Asentia is “exploring what makes the finest cuts of meat so extraordinary” and applying “cutting-edge culinary techniques” to create products that deliver the flavour experience found in only “the most exquisite cuts”. The team’s R&D testing has led to the development of new approaches to thermal treatment, flavour development and mixed-protein binding – “all to allow our consumers to enjoy a clean label, while not sacrificing the sensory experience”.
This is reflected in the initial product lineup: truffle-mushroom meatballs, bourbon-bacon-artichoke sausages, and black Angus-roast shallot and shiitake burgers. While there’s no launch date yet, the plan is to enter retail first, before moving to foodservice with blended meats that “aim to outperform plant-based and conventional meat on all fronts”.
And Birdie says she can back this up with data. In setting up her company, she has done extensive research, including surveys and focus groups, plus a Meta in-market ad testing with over 200,000 participants. According to Birdie, who extrapolates the testing results based on the overall US population, 163 million Americans are “excited” for products that combine plant and animal protein, while 64 million flexitarians agreed that “Instead of eating plant-based meat occasionally, I’d prefer to regularly eat a meat product that combines real meat and plants.” No doubt these are encouraging stats.
“These products offer an enhanced sensory experience with the plant-powered benefits we want more of,” suggests Birdie. “This, coupled with the cultural and psychological familiarity of meat, is the winning combination for widespread, daily adoption. We’re pioneering a new category to meet this massive unmet demand.”
That adoption point is something Mirte Gosker, managing director of GFI APAC, is bullish about. “If blends are embraced by conventional meat industry players, it could dramatically increase plant-based meat manufacturing globally, which – through economies of scale – could drive down production costs for all plant-based ingredients, including those used for fully plant-based products,” she told Green Queen.
In it for the long term
The blended meat category is still embryonic, but several companies – including 50/50 Foods and Mush Foods – are making progress in this space. There is, of course, the climate argument to contend with: beef is the worst greenhouse-gas-emitting food on the planet. But meat reduction is a much more pragmatic and deliverable approach than outright elimination.

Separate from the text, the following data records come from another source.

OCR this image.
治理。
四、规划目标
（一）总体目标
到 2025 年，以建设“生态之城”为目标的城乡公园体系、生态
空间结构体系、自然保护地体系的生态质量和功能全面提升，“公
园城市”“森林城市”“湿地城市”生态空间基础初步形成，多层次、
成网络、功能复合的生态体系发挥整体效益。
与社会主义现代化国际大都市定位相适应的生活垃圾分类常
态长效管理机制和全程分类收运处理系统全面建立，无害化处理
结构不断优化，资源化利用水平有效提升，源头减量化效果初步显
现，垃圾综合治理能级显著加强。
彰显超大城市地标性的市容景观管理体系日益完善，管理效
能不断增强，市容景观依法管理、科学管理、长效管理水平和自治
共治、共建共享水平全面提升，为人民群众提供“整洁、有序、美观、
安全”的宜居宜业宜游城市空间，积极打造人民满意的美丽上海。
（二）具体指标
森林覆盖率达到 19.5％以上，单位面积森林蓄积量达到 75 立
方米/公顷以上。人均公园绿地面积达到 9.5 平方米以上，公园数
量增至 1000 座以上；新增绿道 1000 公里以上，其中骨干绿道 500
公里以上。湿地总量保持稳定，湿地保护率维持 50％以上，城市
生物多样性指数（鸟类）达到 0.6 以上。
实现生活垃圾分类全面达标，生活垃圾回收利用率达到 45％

Plus, research has found that replacing just half of our meat and dairy consumption with plant-based alternatives – essentially what blended meat is doing – can cut 31% of our agricultural and land use emissions, halt deforestation, halve the decline of ecosystems, and double overall climate benefits.
Gosker cited a report by the Guardian last year, which forecast the predicted impact of blended meat on our food system. “If Burger King and McDonald’s – which together represent between 2-3% of global beef purchases – changed their beef patties into 50/50 blends with plant-based meat, demand for global agricultural land would reduce by 8.5 million hectares – an area the size of Ireland,” she summarised.
“The stakes are so high for this cause, yet the standards are far too low,” says Birdie. “Our vision radically differs from others and we aim to be a leading force driving change, not merely to be along for the ride. When I look at where we want to be in, let’s say 100 years from now – a world in which we truly have a sustainable protein industry – it’s hard for me to envision a realistic path without blends playing a critical role.”
Biride adds that she isn’t too excited about blended meat’s short-term benefits. “I believe the true power of blends lies in their unique ability to create an environment where the entire sustainable, alt-protein protein sector can thrive.”
This article was updated to include the name of Parendi Birdie’s startup, which was under wraps at the time of publication.